Appearing on the Ed Sullivan Show in 1956, the cameras wouldn't show Elvis Presley from the waist down. His swaying hips were a little much for the sensitivities of the era. Eleven years later, the Rolling Stones had to tone down "Let's Spend the Night Together," making it "Let's Spend Some Time Together."
Such hypersensitivity toward musicians is alive and well in the West Bank, where Maizie Williams and her 1970s group Boney M recently performed.
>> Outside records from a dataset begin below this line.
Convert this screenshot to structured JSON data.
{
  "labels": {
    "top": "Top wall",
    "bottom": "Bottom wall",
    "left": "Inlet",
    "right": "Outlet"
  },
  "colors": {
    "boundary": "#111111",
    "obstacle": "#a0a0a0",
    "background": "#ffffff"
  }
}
Palestinian organizers asked Williams not to sing one of her hits, "Rivers of Babylon." Why?
It is based on Psalm 137, which is part of Jewish services on holidays including Rosh Hashanah and references Jewish roots in the Holy Land:
"By the rivers of Babylon
Where he sat down
And there he wept when he remembered Zion."
Williams complied, but didn't understand the logic.
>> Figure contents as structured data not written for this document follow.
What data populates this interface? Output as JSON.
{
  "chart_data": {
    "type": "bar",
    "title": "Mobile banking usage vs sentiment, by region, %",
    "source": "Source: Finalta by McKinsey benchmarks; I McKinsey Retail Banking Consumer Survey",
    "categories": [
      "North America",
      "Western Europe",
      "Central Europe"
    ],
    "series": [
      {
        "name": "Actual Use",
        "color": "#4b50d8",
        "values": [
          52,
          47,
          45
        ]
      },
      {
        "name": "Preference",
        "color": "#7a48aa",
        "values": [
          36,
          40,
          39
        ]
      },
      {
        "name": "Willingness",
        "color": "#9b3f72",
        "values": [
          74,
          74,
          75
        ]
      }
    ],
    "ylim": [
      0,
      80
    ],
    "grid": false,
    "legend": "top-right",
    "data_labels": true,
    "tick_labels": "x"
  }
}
"I don't know if it is a political thing or what, but they asked us not to do it and we were a bit disappointed that we could not do it because we know that everybody loves this song no matter what," she said.
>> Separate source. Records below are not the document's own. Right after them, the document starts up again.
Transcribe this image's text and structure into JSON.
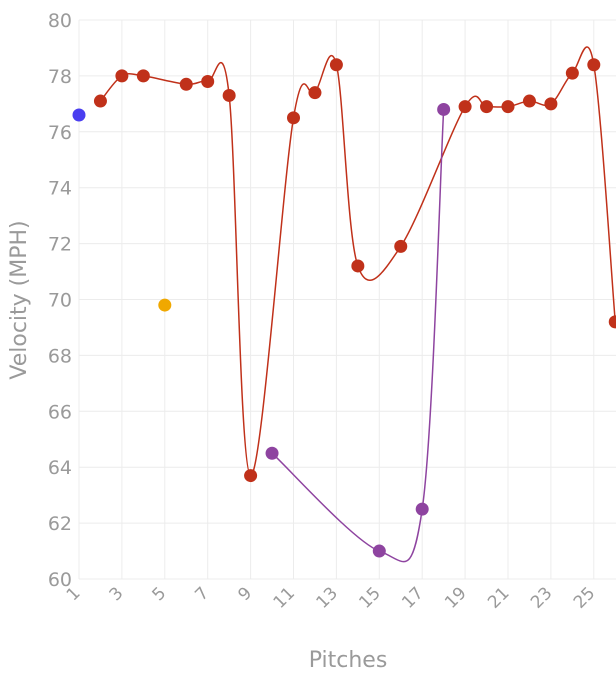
{
  "chart_data": {
    "type": "line",
    "title": "",
    "xlabel": "Pitches",
    "ylabel": "Velocity (MPH)",
    "xlim": [
      1,
      26
    ],
    "ylim": [
      60,
      80
    ],
    "x_ticks": [
      "1",
      "3",
      "5",
      "7",
      "9",
      "11",
      "13",
      "15",
      "17",
      "19",
      "21",
      "23",
      "25"
    ],
    "y_ticks": [
      "60",
      "62",
      "64",
      "66",
      "68",
      "70",
      "72",
      "74",
      "76",
      "78",
      "80"
    ],
    "grid": true,
    "legend": "none",
    "series": [
      {
        "color": "#c0311a",
        "line": true,
        "segments": [
          [
            [
              2,
              77.1
            ],
            [
              3,
              78.0
            ],
            [
              4,
              78.0
            ],
            [
              6,
              77.7
            ],
            [
              7,
              77.8
            ],
            [
              8,
              77.3
            ],
            [
              9,
              63.7
            ],
            [
              11,
              76.5
            ],
            [
              12,
              77.4
            ],
            [
              13,
              78.4
            ],
            [
              14,
              71.2
            ],
            [
              16,
              71.9
            ],
            [
              19,
              76.9
            ],
            [
              20,
              76.9
            ],
            [
              21,
              76.9
            ],
            [
              22,
              77.1
            ],
            [
              23,
              77.0
            ],
            [
              24,
              78.1
            ],
            [
              25,
              78.4
            ],
            [
              26,
              69.2
            ]
          ]
        ]
      },
      {
        "color": "#8e44a0",
        "line": true,
        "segments": [
          [
            [
              10,
              64.5
            ],
            [
              15,
              61.0
            ],
            [
              17,
              62.5
            ],
            [
              18,
              76.8
            ]
          ]
        ]
      },
      {
        "color": "#4a3ef0",
        "line": false,
        "segments": [
          [
            [
              1,
              76.6
            ]
          ]
        ]
      },
      {
        "color": "#f0a800",
        "line": false,
        "segments": [
          [
            [
              5,
              69.8
            ]
          ]
        ]
      }
    ]
  }
}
At least there was a music festival in the West Bank. There's little chance the Hamas theocrats in Gaza would consider such a decadent event. There, authorities are cracking down on smoking water pipes in public. Like many Hamas policies, it only applies to women. Men are free to smoke where they want.
One young Palestinian woman expressed her frustration over the law:
"I think it's a silly decision. It's a ridiculous, seriously. This is personal freedom...Why is it that a man is allowed to smoke shisha while it's not allowed for a woman?"